Sans ménagement aucun, Eric Earley et ses comparses nous agrippent la main, filent à tombeau ouvert, cheveux au vent, direction le soleil…. offrant un panorama américain d’exception. En route…


A l’instar de sa musique, le crescendo de Blitzen Trapper est singulier, composé d’hésitations, de moments d’euphorie, de virages déterminants. Un parcours à première vue classique mais qui apparaît, de nos jours, quasi romantique car toujours plus excitant que les réussites express montées de toutes pièces par MySpace & co et que l’on nous sert à longueur d’année.

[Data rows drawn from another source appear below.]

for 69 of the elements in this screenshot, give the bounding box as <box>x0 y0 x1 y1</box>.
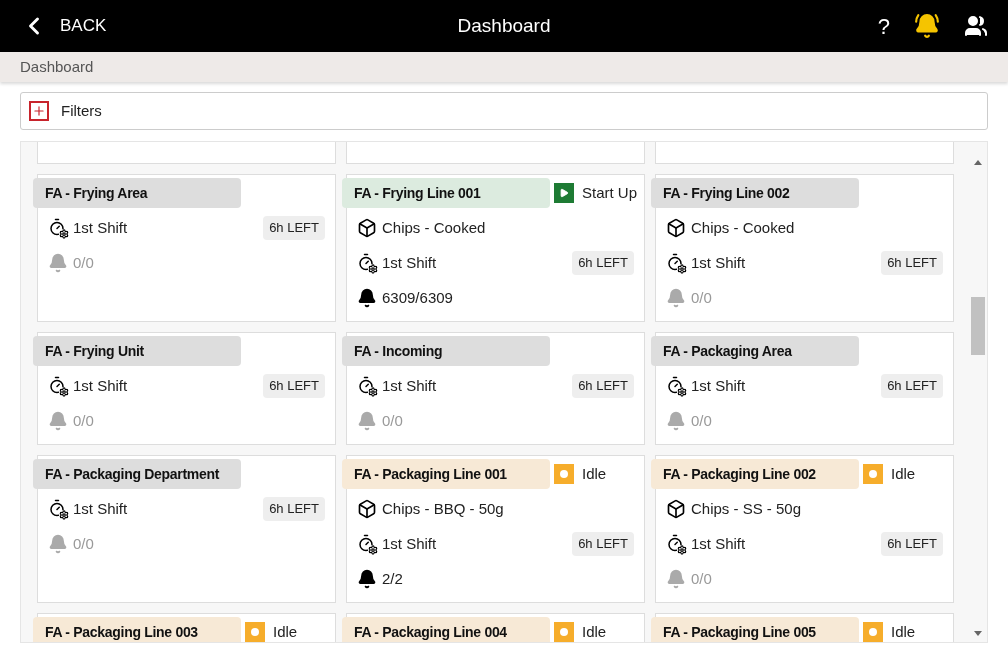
shift-name: 1st Shift <box>382 533 437 554</box>
card-title: FA - Incoming <box>342 336 550 366</box>
alarm-count: 0/0 <box>73 533 94 554</box>
box-icon <box>666 218 686 238</box>
alarm-count: 0/0 <box>691 287 712 308</box>
time-left: 6h LEFT <box>263 374 325 398</box>
filters-toggle[interactable]: Filters <box>20 92 988 130</box>
alarm-count: 0/0 <box>382 410 403 431</box>
users-icon[interactable] <box>964 14 988 38</box>
timer-gear-icon <box>48 499 68 519</box>
timer-gear-icon <box>48 218 68 238</box>
time-left: 6h LEFT <box>263 216 325 240</box>
status-label: Idle <box>891 621 916 642</box>
time-left: 6h LEFT <box>263 497 325 521</box>
timer-gear-icon <box>357 376 377 396</box>
card-title: FA - Frying Line 002 <box>651 178 859 208</box>
card-title: FA - Packaging Line 001 <box>342 459 550 489</box>
time-left: 6h LEFT <box>881 374 943 398</box>
card-title: FA - Packaging Line 004 <box>342 617 550 642</box>
alarm-count: 6309/6309 <box>382 287 453 308</box>
page-title: Dashboard <box>457 13 551 38</box>
alarm-count: 0/0 <box>691 568 712 589</box>
card-title: FA - Frying Unit <box>33 336 241 366</box>
timer-gear-icon <box>666 534 686 554</box>
card-title: FA - Packaging Line 002 <box>651 459 859 489</box>
status-label: Idle <box>891 463 916 484</box>
card-title: FA - Frying Line 001 <box>342 178 550 208</box>
timer-gear-icon <box>48 376 68 396</box>
status-label: Start Up <box>582 182 638 203</box>
box-icon <box>666 499 686 519</box>
timer-gear-icon <box>357 534 377 554</box>
shift-name: 1st Shift <box>73 498 128 519</box>
status-label: Idle <box>273 621 298 642</box>
timer-gear-icon <box>666 376 686 396</box>
help-button[interactable]: ? <box>877 9 890 43</box>
shift-name: 1st Shift <box>73 375 128 396</box>
card-title: FA - Packaging Line 005 <box>651 617 859 642</box>
shift-name: 1st Shift <box>691 252 746 273</box>
shift-name: 1st Shift <box>691 375 746 396</box>
product-name: Chips - BBQ - 50g <box>382 498 504 519</box>
timer-gear-icon <box>666 253 686 273</box>
card-title: FA - Frying Area <box>33 178 241 208</box>
time-left: 6h LEFT <box>881 532 943 556</box>
alarm-count: 0/0 <box>691 410 712 431</box>
status-label: Idle <box>582 463 607 484</box>
time-left: 6h LEFT <box>572 374 634 398</box>
time-left: 6h LEFT <box>572 532 634 556</box>
alarm-bell-icon[interactable] <box>914 13 940 39</box>
shift-name: 1st Shift <box>73 217 128 238</box>
time-left: 6h LEFT <box>881 251 943 275</box>
shift-name: 1st Shift <box>382 252 437 273</box>
box-icon <box>357 499 377 519</box>
product-name: Chips - SS - 50g <box>691 498 802 519</box>
timer-gear-icon <box>357 253 377 273</box>
back-button[interactable]: BACK <box>20 12 107 40</box>
shift-name: 1st Shift <box>382 375 437 396</box>
card-title: FA - Packaging Area <box>651 336 859 366</box>
shift-name: 1st Shift <box>691 533 746 554</box>
box-icon <box>357 218 377 238</box>
status-label: Idle <box>582 621 607 642</box>
time-left: 6h LEFT <box>572 251 634 275</box>
alarm-count: 0/0 <box>73 410 94 431</box>
product-name: Chips - Cooked <box>382 217 486 238</box>
product-name: Chips - Cooked <box>691 217 795 238</box>
card-title: FA - Packaging Line 003 <box>33 617 241 642</box>
alarm-count: 0/0 <box>73 252 94 273</box>
breadcrumb[interactable]: Dashboard <box>20 55 94 79</box>
card-title: FA - Packaging Department <box>33 459 241 489</box>
alarm-count: 2/2 <box>382 568 403 589</box>
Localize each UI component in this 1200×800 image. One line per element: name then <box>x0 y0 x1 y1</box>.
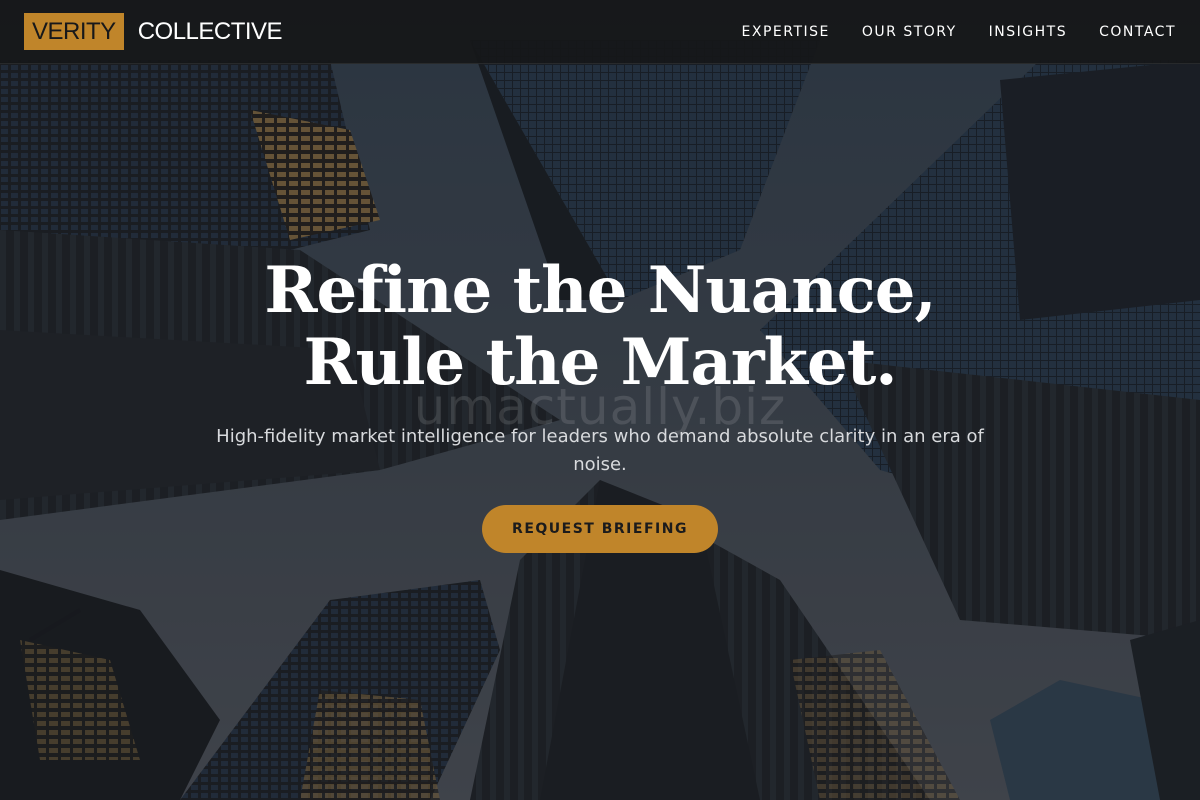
logo-primary-text: VERITY <box>24 13 124 50</box>
nav-link-expertise[interactable]: EXPERTISE <box>742 24 830 40</box>
nav-link-contact[interactable]: CONTACT <box>1099 24 1176 40</box>
logo-secondary-text: COLLECTIVE <box>137 17 283 45</box>
hero-subtitle: High-fidelity market intelligence for le… <box>216 426 984 475</box>
request-briefing-button[interactable]: REQUEST BRIEFING <box>482 505 718 553</box>
brand-logo[interactable]: VERITY COLLECTIVE <box>24 13 283 50</box>
hero-title: Refine the Nuance, Rule the Market. <box>264 253 936 400</box>
nav-link-our-story[interactable]: OUR STORY <box>862 24 957 40</box>
site-header: VERITY COLLECTIVE EXPERTISE OUR STORY IN… <box>0 0 1200 64</box>
main-nav: EXPERTISE OUR STORY INSIGHTS CONTACT <box>710 24 1176 40</box>
hero-section: Refine the Nuance, Rule the Market. High… <box>0 255 1200 553</box>
nav-link-insights[interactable]: INSIGHTS <box>989 24 1067 40</box>
landing-page: VERITY COLLECTIVE EXPERTISE OUR STORY IN… <box>0 0 1200 800</box>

C’est l’histoire d’un groupe, fierté de Salem, capitale de l’Etat d’Oregon, connu avant 2003 sous le nom de Garmonbozia (un clin d’oeil à Lynch ?). Des amis qui tentent d’exister dans une ville pas forcément fertile culturellement parlant. Le lycée achevé, direction Portland avec cette fois-ci une scène indépendante bien implantée et en plein essor (Dandy Warhols, Sleater-Kinney et Stephen Malkmus). Devenue Blitzen Trapper, la petite troupe s’affaire et sort deux disques autoproduits. Le premier est sans génie. Le second, Field Rexx, porte déjà en lui les prémices d’un avènement, avec sa collection de friandises pop-rock bricolées. Néanmoins, il ne fut pas aisé pour ces six garçons de s’extirper du carcan local, de se faire connaître par-delà les frontières de leur Etat.

Wild Mountain Nation répare cette incongruité. Avec des morceaux taillés entre folk, pop et rock et lorgnant souvent du côté de la country, l’opus séduit dès la première écoute et a un agréable goût de « revenez-y ». Blitzen Trapper laisse l’étrange impression d’être sur un fuseau horaire différent, de nous offrir, depuis leur nord-ouest, une enclave mélodique sudiste. Un héliotropisme musical en quelque sorte. Et ce dès l’entame avec “Devil’s A Go Go”, ses guitares arides et leur rythme que l’on croyait impensable, ou avec la ballade “Wild Mountain Nation”. Au détour d’un couplet, d’une mélodie, on dirait que Neil Young ou Bob Dylan sont invités. Inspiration encore sudiste, façon O’Brother, sur “Wild Mtn. Jam”. Ce sont ensuite les Shins qui sont convoqués à la barre pour le souriant et ludique “Futures & Folly”. Après les expéditions plein sud, “Summer Town” s’impose comme une halte nécessaire, un appel d’air frais et revigorant : Eric Earley y chante magnifiquement, avec une application remarquable, porté par une guitare coulant comme une rivière de montagne.

Fantasmée ou feinte par de nombreuses formations, la prise de confiance du groupe en l’espace de trois albums impressionne. Blitzen Trapper est mûr pour se promener, regard bandé, au bord du précipice. Virevoltant entre les genres sans arrière-pensées, foulant au pied toutes les grilles de lecture musicales (écouter le dément “Sci-Fi Kid”). Mais malgré cette course effrénée, ils ne relâchent pas l’attention, ne se perdent jamais sur la carte, s’attachant toujours à assaisonner délicatement leurs créations de petits collages, délicats méandres musicaux. Wild Mountain Nation, expression d’une exubérance, d’un affranchissement, d’une conviction (« Croire au soleil quand tombe l’eau » disait Aragon), est une véritable réussite et une étape de plus pour ce groupe que l’on reverra à coup sûr, encore plus près du soleil.